A Friday accident on I-215 in which a West Jordan woman and her unborn child were killed was caused by excessive speed, the Utah Highway Patrol said.
"Ninety percent of the accidents we handle on a snowy day are speed-related," said trooper Jim Dudzinski, who urged motorists to slow down and anticipate the need to brake for slow-moving cars, slick spots or other obstacles.
Snowfall from Friday afternoon to noon Saturday was heavy everywhere except the north and southwest portions of the state. One to two feet fell in the Uinta Mountains, Flaming Gorge and the Currant Creek area east of Strawberry Reservoir
The Uintah Basin received up to 10 inches, while the northern Wasatch Mountains received about a foot of snow. Utah and Salt Lake counties had up to 8 inches, Alder said, and Delta and Richfield had up to 9 inches.
Davis, Weber and Cache counties, however, received only about 2 inches, and the southwest valleys had only 1 to 3 inches until Saturday afternoon when the cold front pushed south.
As of 5:30 p.m. Saturday, Fillmore had 7 inches, Capitol Reef 4, Hanksville 6, Milford 11 inches with 4-foot drifts, Cedar City 12 to 14 inches, Bryce Canyon 12, Green River 5, Richfield 9 and St. George 3. By 8 p.m., Bullfrog Marina, Kane County, had 4 inches.

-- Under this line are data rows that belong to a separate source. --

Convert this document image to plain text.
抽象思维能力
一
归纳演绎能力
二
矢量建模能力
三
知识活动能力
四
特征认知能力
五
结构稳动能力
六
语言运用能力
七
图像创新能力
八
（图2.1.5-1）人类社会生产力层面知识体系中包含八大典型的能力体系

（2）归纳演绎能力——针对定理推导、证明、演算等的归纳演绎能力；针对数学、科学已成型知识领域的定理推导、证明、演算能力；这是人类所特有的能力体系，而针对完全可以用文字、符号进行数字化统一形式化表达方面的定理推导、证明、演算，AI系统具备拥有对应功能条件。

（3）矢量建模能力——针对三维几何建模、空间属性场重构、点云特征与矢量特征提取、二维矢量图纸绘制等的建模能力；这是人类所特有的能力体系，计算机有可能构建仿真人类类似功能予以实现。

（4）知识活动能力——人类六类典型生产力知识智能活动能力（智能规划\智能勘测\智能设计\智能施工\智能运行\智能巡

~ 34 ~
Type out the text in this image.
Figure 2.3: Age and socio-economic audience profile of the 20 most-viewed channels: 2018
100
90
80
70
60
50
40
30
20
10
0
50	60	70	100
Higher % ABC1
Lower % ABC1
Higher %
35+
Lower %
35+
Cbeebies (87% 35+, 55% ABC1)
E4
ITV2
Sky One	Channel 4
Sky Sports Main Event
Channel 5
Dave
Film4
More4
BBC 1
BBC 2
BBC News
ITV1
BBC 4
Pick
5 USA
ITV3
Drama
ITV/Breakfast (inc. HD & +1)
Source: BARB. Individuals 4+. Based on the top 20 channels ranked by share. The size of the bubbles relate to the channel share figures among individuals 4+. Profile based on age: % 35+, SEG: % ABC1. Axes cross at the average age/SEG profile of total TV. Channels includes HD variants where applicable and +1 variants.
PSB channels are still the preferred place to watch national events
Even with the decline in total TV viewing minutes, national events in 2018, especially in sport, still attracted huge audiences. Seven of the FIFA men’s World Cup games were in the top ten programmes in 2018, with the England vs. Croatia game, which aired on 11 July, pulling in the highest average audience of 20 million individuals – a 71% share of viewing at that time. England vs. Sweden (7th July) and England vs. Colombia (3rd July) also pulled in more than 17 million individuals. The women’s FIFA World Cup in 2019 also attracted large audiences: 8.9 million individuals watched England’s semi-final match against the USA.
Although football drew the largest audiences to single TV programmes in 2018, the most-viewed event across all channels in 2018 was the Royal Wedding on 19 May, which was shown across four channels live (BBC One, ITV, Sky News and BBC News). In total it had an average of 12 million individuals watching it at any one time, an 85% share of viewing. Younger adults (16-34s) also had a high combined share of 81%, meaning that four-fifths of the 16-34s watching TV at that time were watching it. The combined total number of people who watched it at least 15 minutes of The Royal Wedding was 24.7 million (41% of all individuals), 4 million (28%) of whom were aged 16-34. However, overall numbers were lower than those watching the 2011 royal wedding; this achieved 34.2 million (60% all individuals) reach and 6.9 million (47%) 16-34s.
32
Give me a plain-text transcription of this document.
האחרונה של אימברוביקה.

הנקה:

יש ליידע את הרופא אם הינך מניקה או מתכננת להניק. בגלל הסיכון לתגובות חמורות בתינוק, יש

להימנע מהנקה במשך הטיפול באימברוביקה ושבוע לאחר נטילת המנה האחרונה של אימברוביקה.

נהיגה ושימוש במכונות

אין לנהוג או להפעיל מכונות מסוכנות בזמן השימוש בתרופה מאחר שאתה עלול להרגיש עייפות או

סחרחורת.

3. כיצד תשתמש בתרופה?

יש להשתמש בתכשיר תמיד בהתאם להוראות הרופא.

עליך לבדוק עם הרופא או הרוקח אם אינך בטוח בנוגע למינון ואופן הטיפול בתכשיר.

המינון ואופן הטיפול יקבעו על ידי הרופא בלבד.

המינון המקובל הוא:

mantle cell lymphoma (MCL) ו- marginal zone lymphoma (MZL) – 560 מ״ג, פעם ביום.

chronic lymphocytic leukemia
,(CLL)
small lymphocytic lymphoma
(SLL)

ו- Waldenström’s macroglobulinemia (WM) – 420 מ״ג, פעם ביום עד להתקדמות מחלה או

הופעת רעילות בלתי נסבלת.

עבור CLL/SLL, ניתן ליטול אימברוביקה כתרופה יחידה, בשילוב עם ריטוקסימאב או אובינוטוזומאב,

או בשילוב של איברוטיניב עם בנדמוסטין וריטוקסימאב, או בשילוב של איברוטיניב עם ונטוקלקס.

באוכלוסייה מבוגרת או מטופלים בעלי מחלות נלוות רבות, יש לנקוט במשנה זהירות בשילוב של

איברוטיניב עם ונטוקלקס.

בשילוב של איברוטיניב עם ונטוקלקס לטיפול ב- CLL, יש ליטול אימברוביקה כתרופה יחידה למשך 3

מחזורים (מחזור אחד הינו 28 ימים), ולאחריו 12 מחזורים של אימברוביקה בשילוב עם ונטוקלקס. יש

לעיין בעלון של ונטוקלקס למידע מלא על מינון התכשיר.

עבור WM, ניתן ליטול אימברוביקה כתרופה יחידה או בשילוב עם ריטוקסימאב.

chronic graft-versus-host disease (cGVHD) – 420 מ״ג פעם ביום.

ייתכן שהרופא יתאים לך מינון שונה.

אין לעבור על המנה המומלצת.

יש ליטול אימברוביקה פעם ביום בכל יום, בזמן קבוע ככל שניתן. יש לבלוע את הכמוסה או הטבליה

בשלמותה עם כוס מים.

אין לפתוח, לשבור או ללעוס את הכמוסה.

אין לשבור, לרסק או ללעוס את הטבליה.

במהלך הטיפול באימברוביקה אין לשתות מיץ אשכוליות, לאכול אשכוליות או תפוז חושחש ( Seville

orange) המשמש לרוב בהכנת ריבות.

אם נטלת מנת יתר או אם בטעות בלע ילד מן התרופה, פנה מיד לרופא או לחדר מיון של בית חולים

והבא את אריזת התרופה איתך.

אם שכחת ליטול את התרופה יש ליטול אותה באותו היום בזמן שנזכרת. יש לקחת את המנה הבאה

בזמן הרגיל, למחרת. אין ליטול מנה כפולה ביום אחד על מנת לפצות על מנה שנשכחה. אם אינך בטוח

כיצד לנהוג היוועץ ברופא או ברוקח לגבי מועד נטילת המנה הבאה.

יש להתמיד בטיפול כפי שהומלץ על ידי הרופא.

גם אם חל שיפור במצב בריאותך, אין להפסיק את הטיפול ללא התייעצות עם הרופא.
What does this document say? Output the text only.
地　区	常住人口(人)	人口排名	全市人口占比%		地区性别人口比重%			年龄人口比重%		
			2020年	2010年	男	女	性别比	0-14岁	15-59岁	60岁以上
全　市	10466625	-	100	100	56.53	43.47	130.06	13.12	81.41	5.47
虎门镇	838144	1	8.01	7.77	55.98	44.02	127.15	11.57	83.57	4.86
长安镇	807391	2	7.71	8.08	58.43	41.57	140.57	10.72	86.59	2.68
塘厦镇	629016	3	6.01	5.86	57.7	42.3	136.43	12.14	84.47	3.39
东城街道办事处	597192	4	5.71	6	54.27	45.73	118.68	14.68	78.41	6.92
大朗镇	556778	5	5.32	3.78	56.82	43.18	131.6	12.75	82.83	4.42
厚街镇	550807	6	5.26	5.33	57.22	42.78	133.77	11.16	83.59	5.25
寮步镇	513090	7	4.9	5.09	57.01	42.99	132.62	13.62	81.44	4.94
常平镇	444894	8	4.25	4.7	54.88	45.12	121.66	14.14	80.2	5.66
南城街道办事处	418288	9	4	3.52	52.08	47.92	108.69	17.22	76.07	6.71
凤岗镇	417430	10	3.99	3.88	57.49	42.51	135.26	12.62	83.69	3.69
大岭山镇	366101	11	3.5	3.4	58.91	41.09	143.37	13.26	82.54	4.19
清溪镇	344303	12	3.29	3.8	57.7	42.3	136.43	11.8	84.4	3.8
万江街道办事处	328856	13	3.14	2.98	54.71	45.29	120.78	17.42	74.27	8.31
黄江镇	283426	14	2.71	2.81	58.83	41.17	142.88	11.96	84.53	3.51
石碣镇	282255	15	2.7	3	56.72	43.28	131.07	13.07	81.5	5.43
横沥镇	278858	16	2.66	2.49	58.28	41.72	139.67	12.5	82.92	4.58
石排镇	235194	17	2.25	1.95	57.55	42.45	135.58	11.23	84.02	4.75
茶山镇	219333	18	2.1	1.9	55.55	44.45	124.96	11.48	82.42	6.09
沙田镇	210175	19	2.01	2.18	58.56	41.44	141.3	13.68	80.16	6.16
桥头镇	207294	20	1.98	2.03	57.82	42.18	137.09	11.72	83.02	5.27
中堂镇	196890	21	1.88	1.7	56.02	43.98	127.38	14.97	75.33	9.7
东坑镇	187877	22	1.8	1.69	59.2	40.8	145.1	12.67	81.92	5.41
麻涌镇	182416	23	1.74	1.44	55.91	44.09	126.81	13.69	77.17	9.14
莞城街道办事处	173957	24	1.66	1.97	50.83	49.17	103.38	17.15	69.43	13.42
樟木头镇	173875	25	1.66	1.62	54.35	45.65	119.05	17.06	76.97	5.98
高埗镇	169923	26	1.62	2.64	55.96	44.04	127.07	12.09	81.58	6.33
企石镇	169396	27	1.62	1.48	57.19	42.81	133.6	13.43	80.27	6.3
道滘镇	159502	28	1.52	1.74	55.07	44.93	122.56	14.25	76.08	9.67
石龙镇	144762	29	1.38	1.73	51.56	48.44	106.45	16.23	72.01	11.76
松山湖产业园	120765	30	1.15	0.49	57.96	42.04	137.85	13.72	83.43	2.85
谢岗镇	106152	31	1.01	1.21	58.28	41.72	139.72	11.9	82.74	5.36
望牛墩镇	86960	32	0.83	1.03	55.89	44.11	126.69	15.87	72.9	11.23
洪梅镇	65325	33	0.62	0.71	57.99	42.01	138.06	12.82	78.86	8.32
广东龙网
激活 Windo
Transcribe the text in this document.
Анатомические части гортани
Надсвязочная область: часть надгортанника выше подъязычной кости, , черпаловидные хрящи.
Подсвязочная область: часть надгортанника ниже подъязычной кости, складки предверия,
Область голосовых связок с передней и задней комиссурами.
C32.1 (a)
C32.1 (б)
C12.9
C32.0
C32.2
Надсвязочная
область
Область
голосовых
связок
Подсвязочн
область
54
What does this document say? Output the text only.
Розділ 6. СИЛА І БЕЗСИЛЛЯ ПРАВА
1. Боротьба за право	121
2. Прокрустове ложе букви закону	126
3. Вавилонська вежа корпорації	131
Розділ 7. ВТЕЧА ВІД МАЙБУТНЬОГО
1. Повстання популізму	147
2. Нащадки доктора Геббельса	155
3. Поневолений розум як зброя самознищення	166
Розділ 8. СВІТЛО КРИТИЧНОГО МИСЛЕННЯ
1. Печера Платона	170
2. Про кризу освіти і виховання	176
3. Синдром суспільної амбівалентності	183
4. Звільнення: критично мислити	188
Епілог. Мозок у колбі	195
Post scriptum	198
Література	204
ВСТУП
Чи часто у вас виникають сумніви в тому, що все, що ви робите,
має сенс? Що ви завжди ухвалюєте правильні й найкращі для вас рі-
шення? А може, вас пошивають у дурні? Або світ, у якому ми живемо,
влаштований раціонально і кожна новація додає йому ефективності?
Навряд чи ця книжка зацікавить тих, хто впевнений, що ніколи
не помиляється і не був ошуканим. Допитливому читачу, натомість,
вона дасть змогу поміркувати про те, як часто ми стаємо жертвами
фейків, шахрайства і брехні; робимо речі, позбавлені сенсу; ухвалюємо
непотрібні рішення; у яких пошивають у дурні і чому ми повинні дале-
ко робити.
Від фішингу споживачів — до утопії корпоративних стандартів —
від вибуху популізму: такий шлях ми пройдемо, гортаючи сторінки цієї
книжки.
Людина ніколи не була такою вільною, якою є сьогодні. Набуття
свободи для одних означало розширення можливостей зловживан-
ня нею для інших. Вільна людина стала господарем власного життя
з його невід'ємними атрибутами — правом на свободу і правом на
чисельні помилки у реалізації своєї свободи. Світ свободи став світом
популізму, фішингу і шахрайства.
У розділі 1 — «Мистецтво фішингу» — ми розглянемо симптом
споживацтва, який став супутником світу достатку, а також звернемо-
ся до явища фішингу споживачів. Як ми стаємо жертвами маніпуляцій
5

A heavy band of snow was centered along Utah's southern border late Saturday, Alder said.
The BYU weather station measured a record snow depth of 26 inches Saturday morning. The previous record was 25 inches on Jan. 23, 1949.
Alder said the snow should taper off in the north Sunday but continue in the south into Monday.
High temperatures Sunday and Monday should be 15 to 25 in most areas, with lows from 9 below to 9 above. Cold spots like Randolph and Woodruff may get down to 30 below zero. It was 3 below zero at 10:15 p.m. Saturday in Holladay, Salt Lake County.
The combination of low temperatures and canyon winds will produce a wind chill factor of 40 to 60 below zero in some places, Alder said.
"The current storm is probably the worst it can get in terms of severe conditions across the state."
He recommended bringing pets in at night, keeping cars in garages where possible, leaving a trickle of water running from the tap if freezing pipes are a problem, and avoiding turning the heat down too far at night.
Alder said the disappointing thing about all this snow is that it's not producing as much water as people might think. February snow normally is not as dense as the stuff that falls earlier or later. "It may seem like a lot of snow, but the bottom line is . . . it's been dry snow."